Hablar de energía siempre ha sido hablar de complejidad, pero hoy, en plena transición energética, es hablar también de tensión entre lo que creemos, lo que realmente ocurre y lo que viene.
Pocas tecnologías reflejan mejor esa tensión que las baterías. Se han convertido en el nuevo símbolo del sector: almacenamiento, electrificación y descarbonización. Pero también en el epicentro de una conversación saturada de mitos, percepciones incompletas y decisiones que, en muchos casos, se están tomando con información parcial. Y eso es un problema.
El auge que ya no es promesa
El almacenamiento dejó de ser una apuesta de futuro. Hoy es infraestructura crítica. Sin baterías, la transición energética simplemente no cierra:
- Las energías renovables no son gestionables.
- La red pierde flexibilidad.
- El autoconsumo se limita.
- La confiabilidad del sistema se compromete.

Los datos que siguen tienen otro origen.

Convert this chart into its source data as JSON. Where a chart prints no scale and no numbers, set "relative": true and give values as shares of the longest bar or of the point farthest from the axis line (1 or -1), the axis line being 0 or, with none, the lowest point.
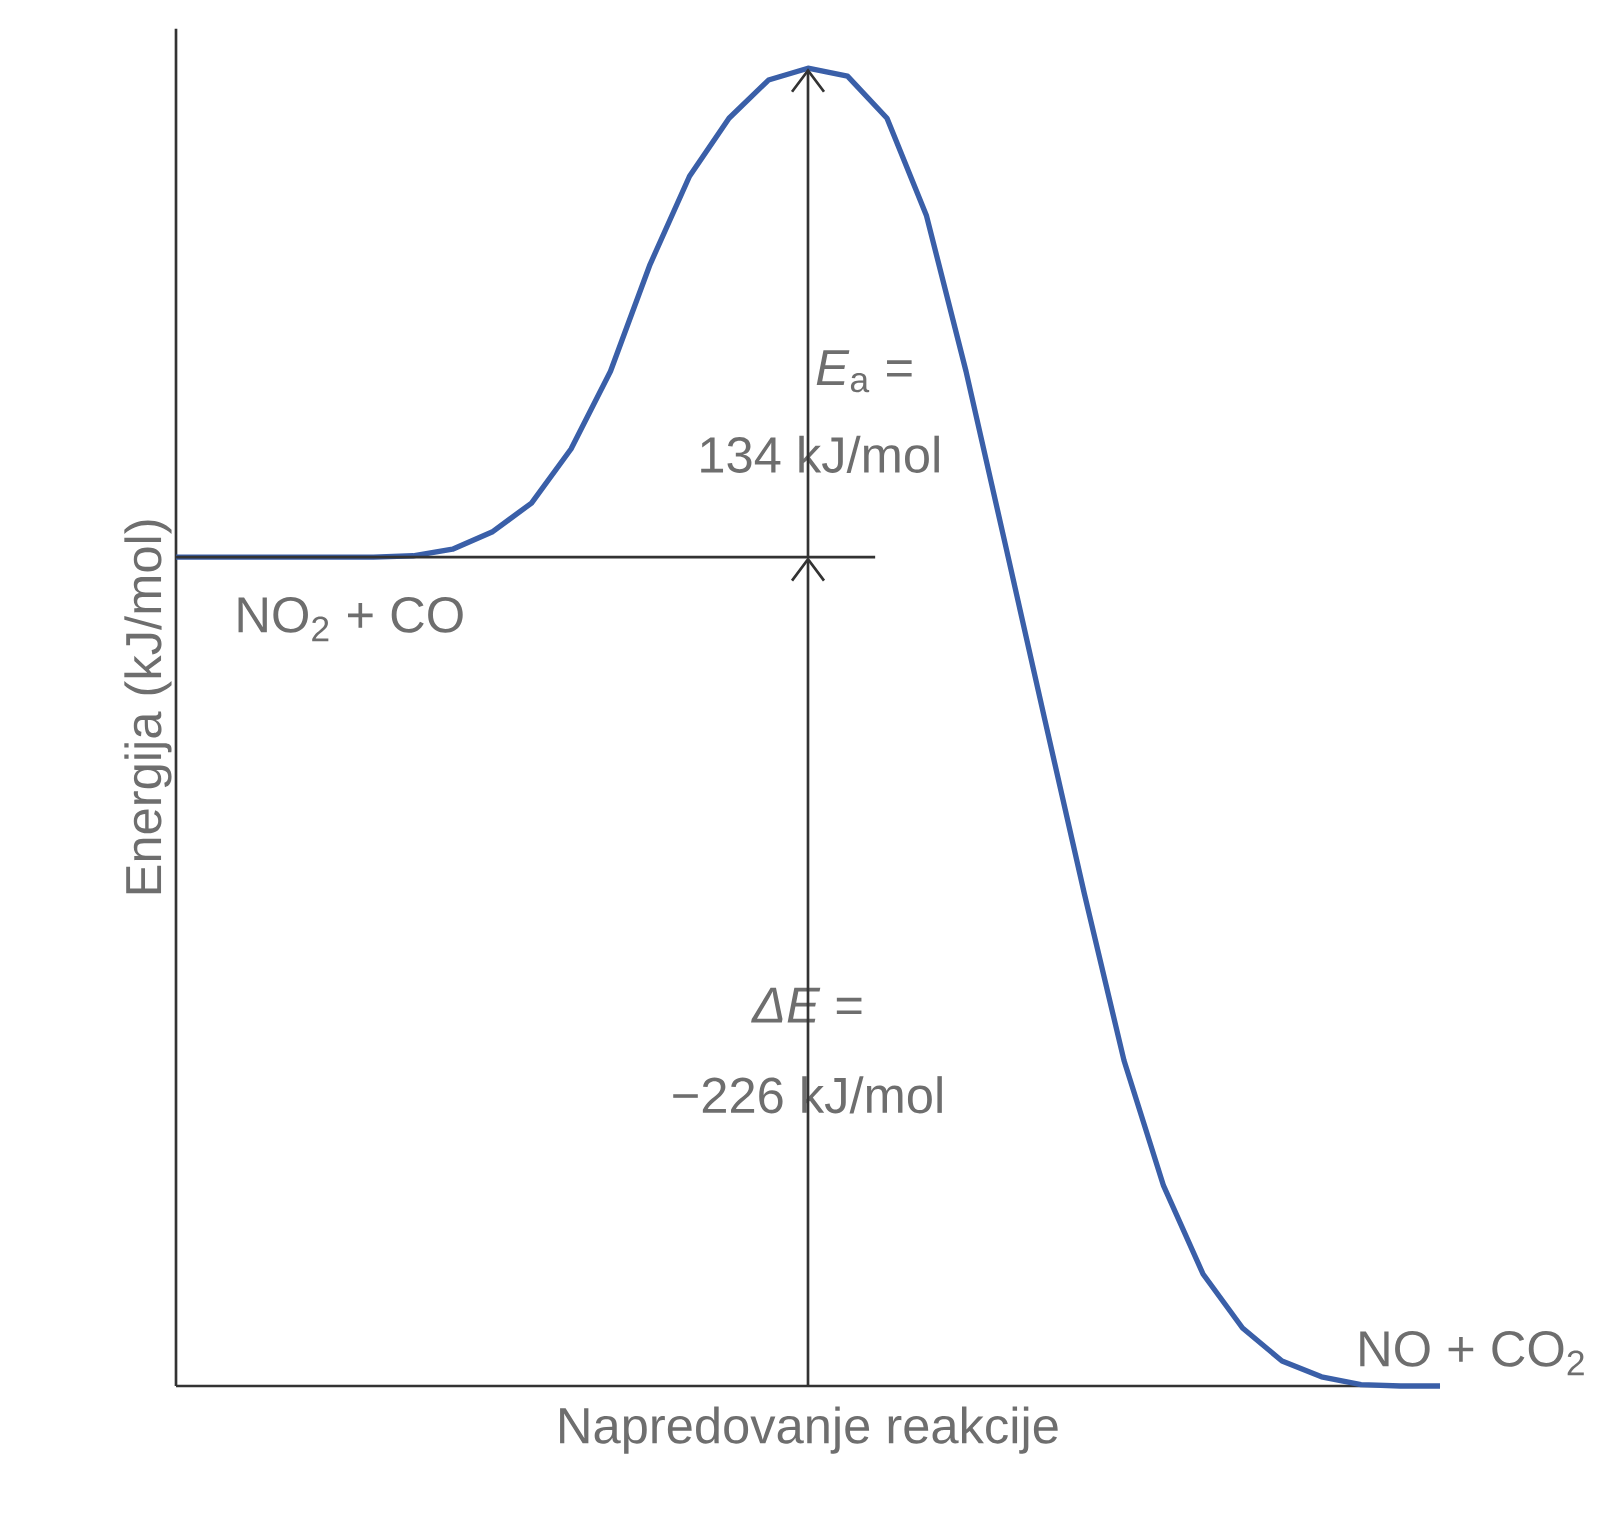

En regiones como la península de Yucatán, donde las limitaciones de transmisión son estructurales, el almacenamiento no es una mejora: es una necesidad operativa. Pero mientras la tecnología avanza, la conversación sigue atrapada en narrativas simplificadas.
Mitos que distorsionan decisiones
Persisten ideas que, repetidas sin contexto, frenan inversión y generan incertidumbre.
“Las baterías duran poco”. La realidad: su vida útil ya permite modelos de negocio viables. El debate no es cuánto duran, sino cómo se gestiona su degradación. “Son peligrosas”. La realidad: existen riesgos, como en cualquier infraestructura energética. La diferencia está en la ingeniería, la normatividad y la operación. “No hay solución para su disposición final”. La realidad: ya existen rutas de reutilización, reciclaje y confinamiento controlado, aunque aún requieren escala y regulación. El problema no es la tecnología. Es la narrativa que la rodea.
Realidades que obligan a pensar distinto
Las baterías no son perfectas: se degradan, requieren gestión térmica, implican costos iniciales relevantes, plantean retos ambientales al final de su vida útil. Pero también abren oportunidades inéditas: segunda vida en sistemas estacionarios, reducción de costos energéticos, nuevos modelos como almacenamiento como servicio, mayor control sobre cuándo y cómo se consume energía. La pregunta es si estamos listos para integrarlas correctamente.
Innovación que va más rápido que la regulación
La innovación en almacenamiento está avanzando más rápido que la regulación y la planeación energética. En México aún no hay respuestas claras: ¿cómo se clasifica el almacenamiento?, ¿qué permisos requiere?, ¿cómo se integra a la trazabilidad energética y fiscal?, ¿quién es responsable de su ciclo de vida completo?
Sin claridad, el riesgo no es tecnológico. Es institucional. La energía nunca ha sido un sector de certezas absolutas; es un equilibrio entre mitos, riesgos, regulación e innovación. Las baterías condensan ese equilibrio. No son una solución mágica, pero tampoco son un problema. Son un punto de inflexión que definirá quién entiende primero hacia dónde se mueve el sector y quién se queda atrás.